Herbed Fish Rolls in White Wine with Grapes Recipe

Herbed Fish Rolls in White Wine with Grapes Recipe

  • 2/3 cup seedless green grapes
  • 3/4 cup dry white wine
  • four 6- to 8-ounce skinless flounder or orange roughy fillets
  • 1/3 cup minced fresh parsley leaves
  • 1 tablespoon minced fresh thyme leaves or 3/4 teaspoon crumbled dried
  • 1/4 cup minced onion
  • 2 tablespoons unsalted butter
  • 1 tablespoon all-purpose flour
  • 1/4 cup heavy cream
  • 1 teaspoon fresh lemon juice
  1. Reserve 8 of the grapes, halve the remaining grapes, and in a small saucepan let the grape halves macerate in the wine for 1 hour. Halve the fillets lengthwise, season them with salt and pepper, and sprinkle the skinned sides with the parsley and the thyme. Roll up each fillet half with 1 of the reserved grapes in the middle and secure it with a wooden pick. Stand the fish rolls up in a saucepan just large enough to hold them in one layer without crowding them. Transfer the macerated grapes with a slotted spoon to a small bowl, bring the wine to a boil, and pour it over the fish rolls. Cook the fish rolls, covered, at a bare simmer for 10 to 15 minutes, or until they just flake. Transfer the fish rolls with a slotted spoon to a plate, reserving the cooking liquid, and keep them warm, covered.

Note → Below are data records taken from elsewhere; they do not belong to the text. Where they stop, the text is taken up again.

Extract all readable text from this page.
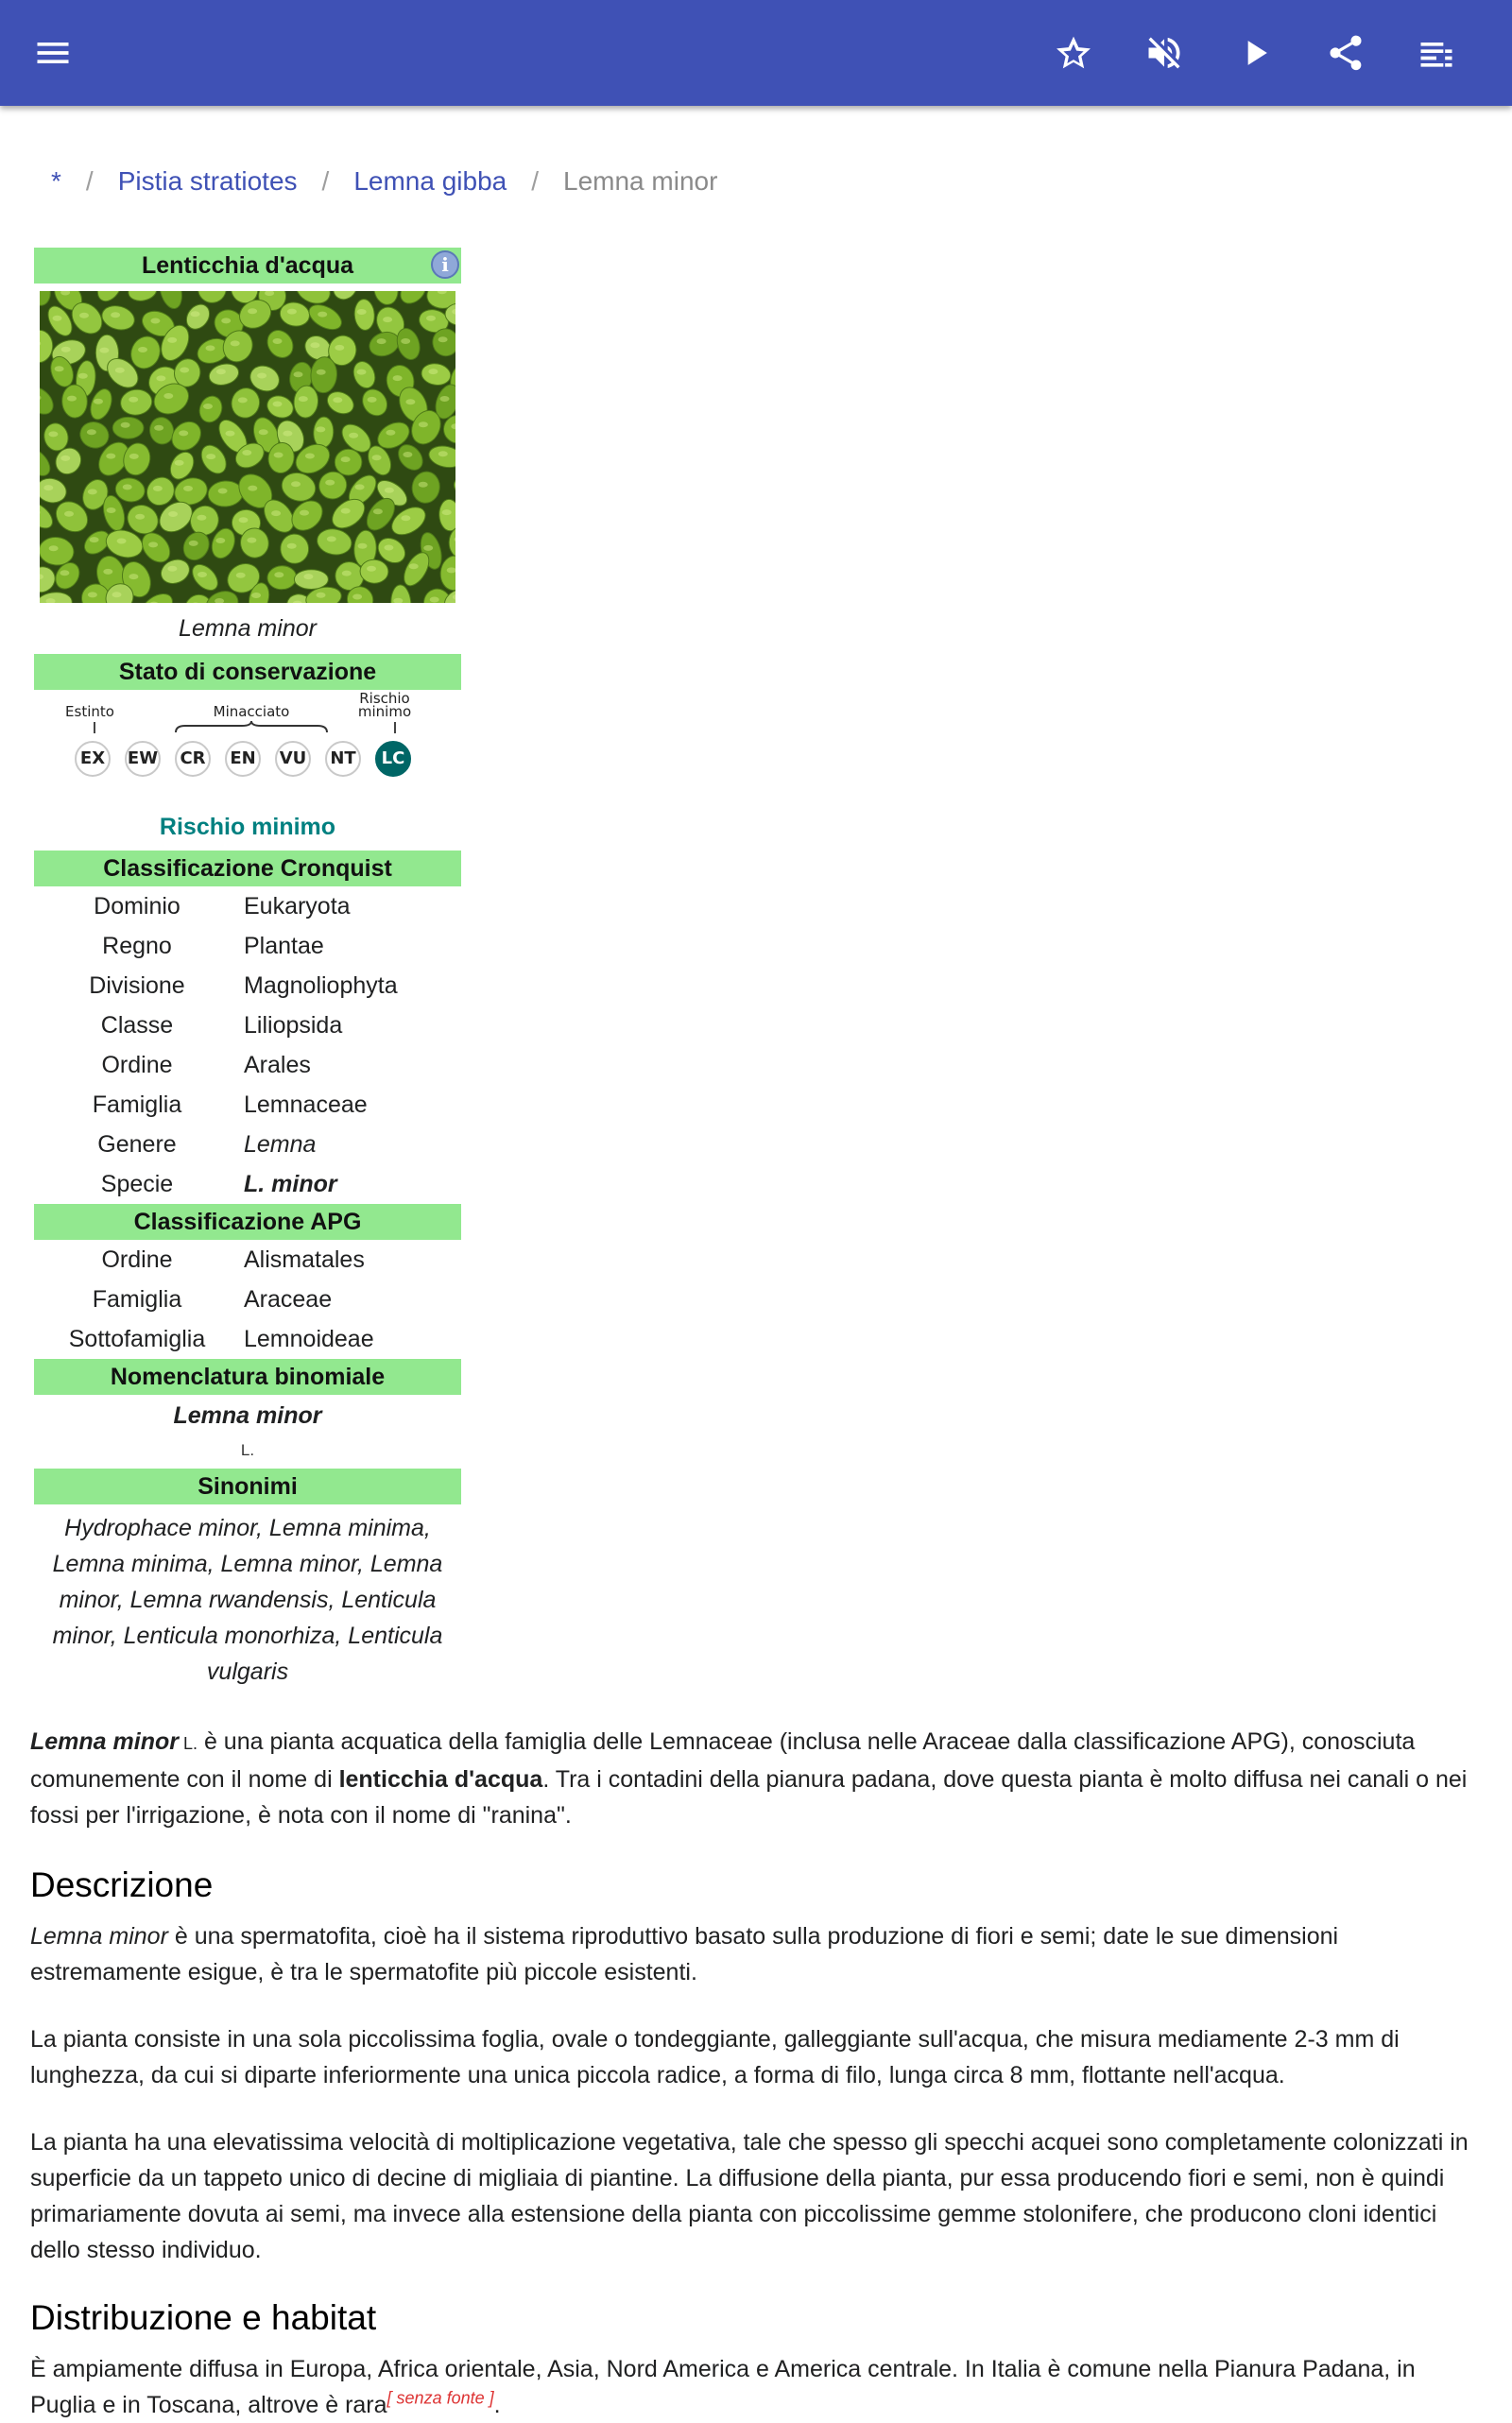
* / Pistia stratiotes / Lemna gibba / Lemna minor
Lenticchia d'acqua	i
Lemna minor
Stato di conservazione
Estinto	Minacciato
Rischio minimo
EX	EW	CR	EN VU NT	LC
Rischio minimo
Classificazione Cronquist
Dominio	Eukaryota
Regno	Plantae
Divisione	Magnoliophyta
Classe	Liliopsida
Ordine	Arales
Famiglia	Lemnaceae
Genere	Lemna
Specie	L. minor
Classificazione APG
Ordine	Alismatales
Famiglia	Araceae
Sottofamiglia	Lemnoideae
Nomenclatura binomiale
Lemna minor
L.
Sinonimi
Hydrophace minor, Lemna minima, Lemna minima, Lemna minor, Lemna minor, Lemna rwandensis, Lenticula minor, Lenticula monorhiza, Lenticula vulgaris

Lemna minor L. è una pianta acquatica della famiglia delle Lemnaceae (inclusa nelle Araceae dalla classificazione APG), conosciuta comunemente con il nome di lenticchia d'acqua. Tra i contadini della pianura padana, dove questa pianta è molto diffusa nei canali o nei fossi per l'irrigazione, è nota con il nome di "ranina".

Descrizione

Lemna minor è una spermatofita, cioè ha il sistema riproduttivo basato sulla produzione di fiori e semi; date le sue dimensioni estremamente esigue, è tra le spermatofite più piccole esistenti.

La pianta consiste in una sola piccolissima foglia, ovale o tondeggiante, galleggiante sull'acqua, che misura mediamente 2-3 mm di lunghezza, da cui si diparte inferiormente una unica piccola radice, a forma di filo, lunga circa 8 mm, flottante nell'acqua.

La pianta ha una elevatissima velocità di moltiplicazione vegetativa, tale che spesso gli specchi acquei sono completamente colonizzati in superficie da un tappeto unico di decine di migliaia di piantine. La diffusione della pianta, pur essa producendo fiori e semi, non è quindi primariamente dovuta ai semi, ma invece alla estensione della pianta con piccolissime gemme stolonifere, che producono cloni identici dello stesso individuo.

Distribuzione e habitat

È ampiamente diffusa in Europa, Africa orientale, Asia, Nord America e America centrale. In Italia è comune nella Pianura Padana, in Puglia e in Toscana, altrove è rara[ senza fonte ].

  2. In a small saucepan cook the onion in the butter over moderate heat, stirring, for 5 minutes, stir in the flour, and cook the roux over moderately low heat, stirring, for 3 minutes. Remove the pan from the heat and strain the reserved cooking liquid through a fine sieve into the pan. Add the cream, the macerated grapes, the lemon juice, and salt and pepper to taste and boil the sauce, stirring for 3 minutes. Pour off any liquid that has accumulated on the plate, divide the fish rolls among 4 heated plates, and spoon the sauce over them.